Upswing in equipment investment
Some construction companies that have bagged projects of late, have been avidly expanding their equipment fleet. 'We have been purchasing machines for the new projects we have bagged in the past six months, worth more than Rs 500 crore, and will add more if we need to extend our fleet,' says Patel.
'We have invested Rs 30-40 crore in two ready-mix concrete plants, three crushers and two pavers for the six HAM projects we bagged last year, for which we have achieved financial closure,' says Mhaiskar. 'We are in the process of procuring other equipment.'
Others are relying on existing equipment. 'New orders do not necessitate procuring additional equipment as Punj Lloyd's rich fleet of self-owned equipment, including advanced mixers, batching plants, pavers, etc, is continuously maintained and upgraded, keeping multiple order requirements in mind,' says Thakur.

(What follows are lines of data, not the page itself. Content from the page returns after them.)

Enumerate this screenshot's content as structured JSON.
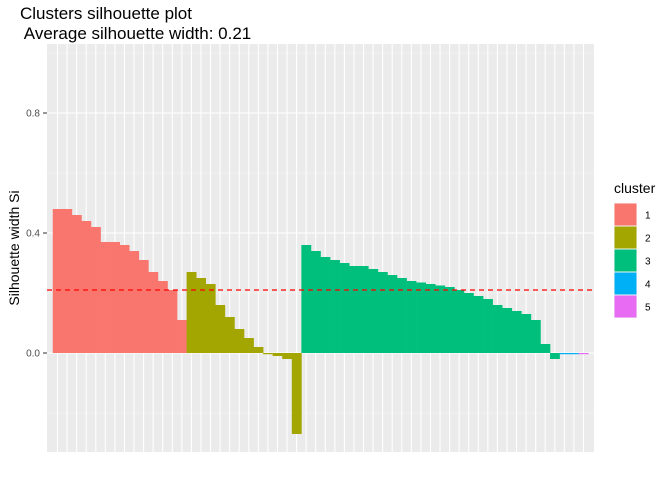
{
  "chart_data": {
    "type": "bar",
    "title": "Clusters silhouette plot",
    "subtitle": " Average silhouette width: 0.21",
    "xlabel": "",
    "ylabel": "Silhouette width Si",
    "ylim": [
      -0.33,
      1.03
    ],
    "yticks": [
      0.0,
      0.4,
      0.8
    ],
    "yticklabels": [
      "0.0",
      "0.4",
      "0.8"
    ],
    "average_line": 0.21,
    "grid": true,
    "legend": {
      "title": "cluster",
      "position": "right",
      "entries": [
        {
          "label": "1",
          "color": "#F8766D"
        },
        {
          "label": "2",
          "color": "#A3A500"
        },
        {
          "label": "3",
          "color": "#00BF7D"
        },
        {
          "label": "4",
          "color": "#00B0F6"
        },
        {
          "label": "5",
          "color": "#E76BF3"
        }
      ]
    },
    "clusters": [
      {
        "cluster": "1",
        "values": [
          0.48,
          0.48,
          0.46,
          0.44,
          0.42,
          0.37,
          0.37,
          0.36,
          0.34,
          0.31,
          0.27,
          0.24,
          0.21,
          0.11
        ]
      },
      {
        "cluster": "2",
        "values": [
          0.27,
          0.25,
          0.23,
          0.16,
          0.12,
          0.08,
          0.05,
          0.02,
          0.0,
          -0.01,
          -0.02,
          -0.27
        ]
      },
      {
        "cluster": "3",
        "values": [
          0.36,
          0.34,
          0.32,
          0.31,
          0.3,
          0.29,
          0.29,
          0.28,
          0.27,
          0.26,
          0.25,
          0.24,
          0.235,
          0.23,
          0.225,
          0.22,
          0.21,
          0.2,
          0.19,
          0.18,
          0.16,
          0.15,
          0.14,
          0.13,
          0.11,
          0.03,
          -0.02
        ]
      },
      {
        "cluster": "4",
        "values": [
          0.0,
          0.0
        ]
      },
      {
        "cluster": "5",
        "values": [
          0.0
        ]
      }
    ]
  }
}
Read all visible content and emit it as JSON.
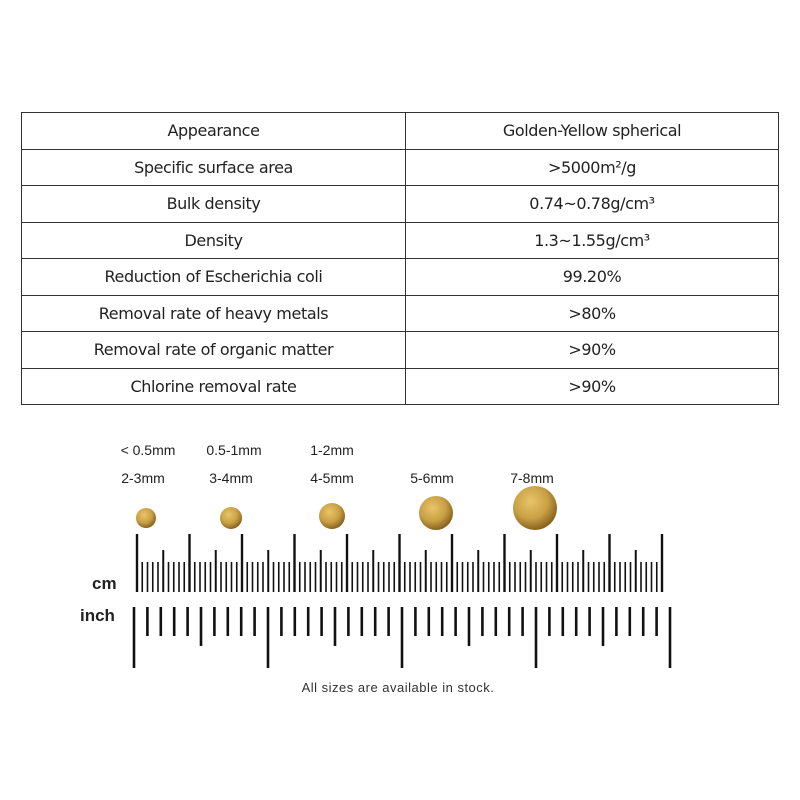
{
  "spec_table": {
    "rows": [
      {
        "property": "Appearance",
        "value": "Golden-Yellow spherical"
      },
      {
        "property": "Specific surface area",
        "value": ">5000m²/g"
      },
      {
        "property": "Bulk density",
        "value": "0.74~0.78g/cm³"
      },
      {
        "property": "Density",
        "value": "1.3~1.55g/cm³"
      },
      {
        "property": "Reduction of Escherichia coli",
        "value": "99.20%"
      },
      {
        "property": "Removal rate of heavy metals",
        "value": ">80%"
      },
      {
        "property": "Removal rate of organic matter",
        "value": ">90%"
      },
      {
        "property": "Chlorine removal rate",
        "value": ">90%"
      }
    ]
  },
  "sizes": {
    "top_row": [
      "< 0.5mm",
      "0.5-1mm",
      "1-2mm"
    ],
    "bottom_row": [
      "2-3mm",
      "3-4mm",
      "4-5mm",
      "5-6mm",
      "7-8mm"
    ]
  },
  "ruler": {
    "cm_label": "cm",
    "inch_label": "inch",
    "cm_range": [
      0,
      10
    ],
    "inch_range": [
      0,
      4
    ]
  },
  "caption": "All sizes are available in stock.",
  "colors": {
    "sphere": "#c9a044",
    "ink": "#111111"
  }
}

Resolving pending road project implementation issues will ensure that idle fleets are put to use. 'Various land acquisition and other issues have kept our equipment utilisation low in the past three years,' says Singh, noting that across the industry, contractors are holding huge fleets of construction equipment and are ready to increase the capital expenditure subject to the award of contracts. 'We hope our utilisation rate improves in the coming year.'
Any takers for TOT projects?
India proposes to monetise 105 highway projects for about Rs 145,000 crore in coming years as part of new innovative models of financing. One such model, the Toll Operate Transfer (TOT) model for NHAI-constructed and operated highways involves auctioning the toll-collecting right with the responsibility for maintenance and operation expectedly for 30 years. In theory, this can bring efficiency in toll collection while securing future revenues for the government. The minister has said investments will face no risk and fetch a good rate of return from highway toll collections. While CK Thakur, CEO and President, Buildings, Infrastructure and Power, Punj Lloyd Group, believes this new model is likely to attract firms specialising in highway toll collection and maintenance, not conventional road developers, it remains to be seen if those firms have the ability to bring in capital upfront. 'The appetite may vary per stretch, as each stretch will have its own risk dynamics based on local conditions and the political situation,' he says.